MENCIPTAKAN BUDAYA DISIPLIN SANTRI DENGAN PEMBERIAN HUKUMAN TERHADAP PELANGGARAN PERATURAN
Oleh:Marita Restyani*
Kedisiplinan selalu menjadi hal yang banyak dibicarakan orang, baik itu disiplin dalam keluarga, masyarakat maupun sekolah. Terutama disiplin dalam suatu lembaga pendidikan pesantren, sebab kedisiplinan sangat berpengaruh terhadap keberhasilan seorang kyai dalam mendidik santrinya.
Kedisiplinan juga membutuhkan dukungan agar bisa tetap bertahan, sesuatu yang bisa menjadikan kedisplinan bisa berjalan dengan baik yaitu dengan adanya alat kedisiplinan. Salah satunya adalah hukuman, hukuman ditujukan untuk memperbaiki tingkah laku, setelah santri menyadari dan menyesali perbuatan salah yang telah dilakukannya.

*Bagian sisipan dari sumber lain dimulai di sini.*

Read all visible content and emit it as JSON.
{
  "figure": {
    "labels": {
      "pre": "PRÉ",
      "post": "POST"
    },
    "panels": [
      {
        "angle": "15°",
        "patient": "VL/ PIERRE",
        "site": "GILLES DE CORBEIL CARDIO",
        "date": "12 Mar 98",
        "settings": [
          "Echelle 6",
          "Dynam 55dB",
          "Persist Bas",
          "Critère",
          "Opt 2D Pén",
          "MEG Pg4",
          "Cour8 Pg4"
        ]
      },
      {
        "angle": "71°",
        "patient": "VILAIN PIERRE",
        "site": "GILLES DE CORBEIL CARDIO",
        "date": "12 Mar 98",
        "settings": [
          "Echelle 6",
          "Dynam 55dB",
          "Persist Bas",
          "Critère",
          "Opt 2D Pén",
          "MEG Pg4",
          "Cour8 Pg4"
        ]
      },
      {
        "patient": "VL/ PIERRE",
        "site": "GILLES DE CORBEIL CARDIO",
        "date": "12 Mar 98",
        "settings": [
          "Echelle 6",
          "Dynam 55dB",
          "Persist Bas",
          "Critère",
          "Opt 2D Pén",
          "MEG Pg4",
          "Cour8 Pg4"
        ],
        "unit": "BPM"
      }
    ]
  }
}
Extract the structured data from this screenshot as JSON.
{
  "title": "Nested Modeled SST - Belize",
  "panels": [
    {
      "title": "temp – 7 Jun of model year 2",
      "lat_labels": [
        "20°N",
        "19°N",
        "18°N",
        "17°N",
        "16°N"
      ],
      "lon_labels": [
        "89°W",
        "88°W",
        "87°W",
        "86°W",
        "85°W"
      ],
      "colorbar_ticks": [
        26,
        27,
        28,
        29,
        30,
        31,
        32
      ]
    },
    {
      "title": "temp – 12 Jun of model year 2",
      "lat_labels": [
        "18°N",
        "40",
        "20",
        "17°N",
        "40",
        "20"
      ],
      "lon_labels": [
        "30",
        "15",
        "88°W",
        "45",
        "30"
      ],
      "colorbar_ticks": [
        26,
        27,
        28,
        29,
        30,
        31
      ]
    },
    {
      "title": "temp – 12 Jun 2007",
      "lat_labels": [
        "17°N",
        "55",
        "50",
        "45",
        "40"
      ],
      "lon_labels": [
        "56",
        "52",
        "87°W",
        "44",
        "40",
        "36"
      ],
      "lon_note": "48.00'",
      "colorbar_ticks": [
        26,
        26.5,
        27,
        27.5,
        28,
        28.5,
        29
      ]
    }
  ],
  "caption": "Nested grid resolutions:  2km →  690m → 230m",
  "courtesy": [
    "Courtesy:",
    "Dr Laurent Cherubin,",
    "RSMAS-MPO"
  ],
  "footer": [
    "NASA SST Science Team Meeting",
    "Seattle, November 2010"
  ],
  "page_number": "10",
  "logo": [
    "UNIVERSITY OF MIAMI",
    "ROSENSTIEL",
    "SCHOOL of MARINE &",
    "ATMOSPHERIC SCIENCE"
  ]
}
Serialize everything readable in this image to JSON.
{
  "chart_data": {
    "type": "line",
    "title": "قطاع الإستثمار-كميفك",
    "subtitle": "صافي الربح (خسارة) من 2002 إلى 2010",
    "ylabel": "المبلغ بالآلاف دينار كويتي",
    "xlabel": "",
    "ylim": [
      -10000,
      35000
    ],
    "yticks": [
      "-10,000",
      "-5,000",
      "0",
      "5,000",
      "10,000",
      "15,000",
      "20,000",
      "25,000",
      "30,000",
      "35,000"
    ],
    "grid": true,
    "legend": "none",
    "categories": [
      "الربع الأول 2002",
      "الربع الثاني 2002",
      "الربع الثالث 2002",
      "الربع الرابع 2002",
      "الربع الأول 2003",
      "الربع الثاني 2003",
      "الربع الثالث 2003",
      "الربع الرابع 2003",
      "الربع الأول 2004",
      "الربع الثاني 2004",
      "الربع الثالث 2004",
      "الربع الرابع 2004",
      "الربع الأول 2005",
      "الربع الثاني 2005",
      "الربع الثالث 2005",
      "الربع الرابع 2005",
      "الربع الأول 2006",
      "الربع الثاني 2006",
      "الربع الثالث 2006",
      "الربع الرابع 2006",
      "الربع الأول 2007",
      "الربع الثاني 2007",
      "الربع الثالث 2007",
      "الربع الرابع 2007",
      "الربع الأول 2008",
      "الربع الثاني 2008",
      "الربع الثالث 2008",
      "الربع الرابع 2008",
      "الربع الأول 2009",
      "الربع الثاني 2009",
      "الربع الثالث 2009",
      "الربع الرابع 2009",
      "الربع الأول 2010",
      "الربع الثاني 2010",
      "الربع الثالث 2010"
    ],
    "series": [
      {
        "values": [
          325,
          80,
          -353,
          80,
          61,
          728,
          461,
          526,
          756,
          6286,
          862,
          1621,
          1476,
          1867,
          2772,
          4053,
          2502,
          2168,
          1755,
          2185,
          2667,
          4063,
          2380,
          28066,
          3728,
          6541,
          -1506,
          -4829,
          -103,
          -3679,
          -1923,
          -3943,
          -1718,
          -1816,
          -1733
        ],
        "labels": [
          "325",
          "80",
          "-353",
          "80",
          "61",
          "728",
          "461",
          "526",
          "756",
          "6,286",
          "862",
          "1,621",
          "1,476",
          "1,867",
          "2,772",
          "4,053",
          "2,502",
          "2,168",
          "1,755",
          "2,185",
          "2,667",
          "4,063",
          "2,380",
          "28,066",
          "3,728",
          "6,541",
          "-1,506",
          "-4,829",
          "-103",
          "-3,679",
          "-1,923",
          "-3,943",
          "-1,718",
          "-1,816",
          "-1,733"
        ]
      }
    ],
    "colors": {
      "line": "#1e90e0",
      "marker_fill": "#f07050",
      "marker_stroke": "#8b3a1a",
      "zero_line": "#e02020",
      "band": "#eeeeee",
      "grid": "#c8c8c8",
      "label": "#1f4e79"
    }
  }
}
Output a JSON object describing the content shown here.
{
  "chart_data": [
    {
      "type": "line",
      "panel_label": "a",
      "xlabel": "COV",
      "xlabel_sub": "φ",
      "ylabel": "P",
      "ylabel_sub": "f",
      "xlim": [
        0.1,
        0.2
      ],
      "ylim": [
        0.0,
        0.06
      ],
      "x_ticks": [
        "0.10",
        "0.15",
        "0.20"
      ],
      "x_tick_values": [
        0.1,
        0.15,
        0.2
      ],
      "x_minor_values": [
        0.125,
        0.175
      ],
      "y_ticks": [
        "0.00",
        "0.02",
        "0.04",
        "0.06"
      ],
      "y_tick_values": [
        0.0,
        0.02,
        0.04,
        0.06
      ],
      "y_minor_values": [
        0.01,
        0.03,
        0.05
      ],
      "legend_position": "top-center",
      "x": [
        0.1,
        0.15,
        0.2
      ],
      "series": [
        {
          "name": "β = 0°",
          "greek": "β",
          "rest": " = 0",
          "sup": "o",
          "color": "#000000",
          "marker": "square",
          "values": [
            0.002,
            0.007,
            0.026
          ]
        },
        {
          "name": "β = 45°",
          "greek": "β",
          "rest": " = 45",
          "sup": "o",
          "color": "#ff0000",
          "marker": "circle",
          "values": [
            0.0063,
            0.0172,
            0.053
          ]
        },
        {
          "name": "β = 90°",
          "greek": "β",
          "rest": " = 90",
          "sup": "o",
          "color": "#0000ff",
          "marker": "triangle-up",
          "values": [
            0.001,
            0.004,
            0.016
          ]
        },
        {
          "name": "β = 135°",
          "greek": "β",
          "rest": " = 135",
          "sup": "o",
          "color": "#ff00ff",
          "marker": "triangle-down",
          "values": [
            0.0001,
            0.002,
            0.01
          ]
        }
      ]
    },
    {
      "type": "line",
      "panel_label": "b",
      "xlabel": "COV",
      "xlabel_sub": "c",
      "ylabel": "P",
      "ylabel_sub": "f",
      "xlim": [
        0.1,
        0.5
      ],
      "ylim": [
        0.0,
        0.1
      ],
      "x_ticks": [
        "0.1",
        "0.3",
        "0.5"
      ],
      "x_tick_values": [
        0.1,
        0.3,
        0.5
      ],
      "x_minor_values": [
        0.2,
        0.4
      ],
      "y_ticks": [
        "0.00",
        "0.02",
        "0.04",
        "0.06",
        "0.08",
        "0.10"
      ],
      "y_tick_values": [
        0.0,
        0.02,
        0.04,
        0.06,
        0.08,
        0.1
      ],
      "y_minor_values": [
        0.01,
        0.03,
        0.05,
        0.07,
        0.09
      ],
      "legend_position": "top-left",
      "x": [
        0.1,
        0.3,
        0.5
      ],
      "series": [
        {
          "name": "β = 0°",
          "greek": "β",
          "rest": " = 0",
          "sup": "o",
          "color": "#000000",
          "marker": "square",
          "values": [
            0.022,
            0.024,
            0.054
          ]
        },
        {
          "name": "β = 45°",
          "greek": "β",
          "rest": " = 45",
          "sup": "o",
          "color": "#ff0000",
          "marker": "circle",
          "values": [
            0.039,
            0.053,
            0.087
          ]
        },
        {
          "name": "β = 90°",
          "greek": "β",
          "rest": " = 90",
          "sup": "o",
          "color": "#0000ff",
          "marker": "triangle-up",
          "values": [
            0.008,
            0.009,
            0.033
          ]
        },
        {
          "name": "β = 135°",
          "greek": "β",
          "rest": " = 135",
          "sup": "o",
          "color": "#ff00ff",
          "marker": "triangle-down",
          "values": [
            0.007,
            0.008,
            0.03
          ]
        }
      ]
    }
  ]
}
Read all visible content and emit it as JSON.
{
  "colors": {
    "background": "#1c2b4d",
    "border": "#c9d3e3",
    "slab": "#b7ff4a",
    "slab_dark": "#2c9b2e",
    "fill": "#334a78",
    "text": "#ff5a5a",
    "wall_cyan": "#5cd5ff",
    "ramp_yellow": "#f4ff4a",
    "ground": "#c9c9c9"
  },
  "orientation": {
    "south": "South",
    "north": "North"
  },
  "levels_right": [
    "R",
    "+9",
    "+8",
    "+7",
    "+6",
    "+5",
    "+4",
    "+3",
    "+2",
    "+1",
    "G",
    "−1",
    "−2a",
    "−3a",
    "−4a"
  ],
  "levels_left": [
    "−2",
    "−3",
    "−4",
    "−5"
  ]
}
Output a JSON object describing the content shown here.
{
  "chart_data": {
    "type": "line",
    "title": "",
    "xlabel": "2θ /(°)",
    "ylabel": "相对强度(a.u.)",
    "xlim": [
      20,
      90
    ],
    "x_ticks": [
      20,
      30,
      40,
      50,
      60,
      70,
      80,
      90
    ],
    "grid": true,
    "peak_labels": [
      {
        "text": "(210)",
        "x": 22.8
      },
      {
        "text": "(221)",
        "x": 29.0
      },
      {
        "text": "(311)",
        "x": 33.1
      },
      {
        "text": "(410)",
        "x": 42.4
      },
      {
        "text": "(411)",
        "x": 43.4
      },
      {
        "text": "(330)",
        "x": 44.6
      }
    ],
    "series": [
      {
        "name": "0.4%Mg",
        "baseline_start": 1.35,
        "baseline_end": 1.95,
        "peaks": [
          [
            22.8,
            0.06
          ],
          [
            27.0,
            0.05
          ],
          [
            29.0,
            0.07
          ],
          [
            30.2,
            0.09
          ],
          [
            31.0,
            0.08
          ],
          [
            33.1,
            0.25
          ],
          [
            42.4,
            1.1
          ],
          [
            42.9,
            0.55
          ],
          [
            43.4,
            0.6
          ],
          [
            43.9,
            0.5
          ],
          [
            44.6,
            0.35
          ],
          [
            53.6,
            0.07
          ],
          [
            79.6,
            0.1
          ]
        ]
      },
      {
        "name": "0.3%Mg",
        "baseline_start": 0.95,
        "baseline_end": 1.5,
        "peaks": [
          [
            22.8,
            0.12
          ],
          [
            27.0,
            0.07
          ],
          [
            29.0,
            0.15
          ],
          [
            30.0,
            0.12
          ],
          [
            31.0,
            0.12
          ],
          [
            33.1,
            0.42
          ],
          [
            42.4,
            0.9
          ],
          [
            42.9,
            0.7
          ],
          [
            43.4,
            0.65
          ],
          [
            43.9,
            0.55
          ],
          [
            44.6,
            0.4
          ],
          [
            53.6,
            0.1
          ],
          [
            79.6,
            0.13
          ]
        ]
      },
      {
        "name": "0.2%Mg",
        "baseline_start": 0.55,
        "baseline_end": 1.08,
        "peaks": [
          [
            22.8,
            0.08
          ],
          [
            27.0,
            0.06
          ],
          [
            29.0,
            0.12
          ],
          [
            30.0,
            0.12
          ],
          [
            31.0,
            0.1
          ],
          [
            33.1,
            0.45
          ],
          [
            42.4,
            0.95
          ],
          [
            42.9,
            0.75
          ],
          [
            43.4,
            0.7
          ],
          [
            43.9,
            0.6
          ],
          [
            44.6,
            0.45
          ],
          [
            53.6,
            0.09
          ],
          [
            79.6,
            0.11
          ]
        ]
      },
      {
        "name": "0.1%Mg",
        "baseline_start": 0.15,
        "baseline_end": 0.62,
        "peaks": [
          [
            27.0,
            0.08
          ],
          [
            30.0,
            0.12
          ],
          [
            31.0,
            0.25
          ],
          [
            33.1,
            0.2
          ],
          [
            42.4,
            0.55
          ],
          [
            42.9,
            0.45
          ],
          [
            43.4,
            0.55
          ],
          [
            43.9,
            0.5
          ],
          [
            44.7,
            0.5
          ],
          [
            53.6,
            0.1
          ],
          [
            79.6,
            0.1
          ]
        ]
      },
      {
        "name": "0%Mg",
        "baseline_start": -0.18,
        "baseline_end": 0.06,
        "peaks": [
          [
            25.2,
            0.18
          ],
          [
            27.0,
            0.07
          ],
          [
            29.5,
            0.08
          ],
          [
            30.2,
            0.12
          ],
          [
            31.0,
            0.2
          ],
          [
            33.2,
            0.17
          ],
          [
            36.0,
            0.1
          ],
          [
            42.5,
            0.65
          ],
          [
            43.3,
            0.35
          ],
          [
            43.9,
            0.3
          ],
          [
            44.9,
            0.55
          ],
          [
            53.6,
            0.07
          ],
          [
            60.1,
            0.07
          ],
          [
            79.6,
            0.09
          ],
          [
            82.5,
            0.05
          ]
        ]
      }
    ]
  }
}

Seseorang melanggar peraturan dipengaruhi bebrapa factor diantara lain pengaruh negative dari suatu kelompok teman/bisa disebut geng (rangsangan dari luar), selain itu juga terdapat peraturan yang tidak relevan ,peraturan yang tidak sejalan dengan ketentuan yang berlaku .Sebagai contoh seperti dilarang merokok bagi santri, tp ustad atau pengurus nya merokok, harus baik ustadz atau pun siswa, selama masih tinggal di pesantren, berlaku untuk semuanya.
Selain factor diatas pelanggaran peraturan disebabkan , Karena Kurang kesadaran diri sendiri akan pentingnya diadakan peraturan tersebut, dan kurang contoh dari santri senior dalam menjalankan peraturan yang berlaku.Yang dimaksud contoh kedisiplinan menjalankan peraturan itu sendiri.
Maka, pemberian hukum termasuk hal yang dibenarkan , Ketika santri melanggar salah satu peraturan yang diadakan dipesantren tersebut.Tujuannya untuk melatih kedisiplinan untuk menjadi orang yang lebih baik, membuat jera sehingga tidak akan mengulangi lagi.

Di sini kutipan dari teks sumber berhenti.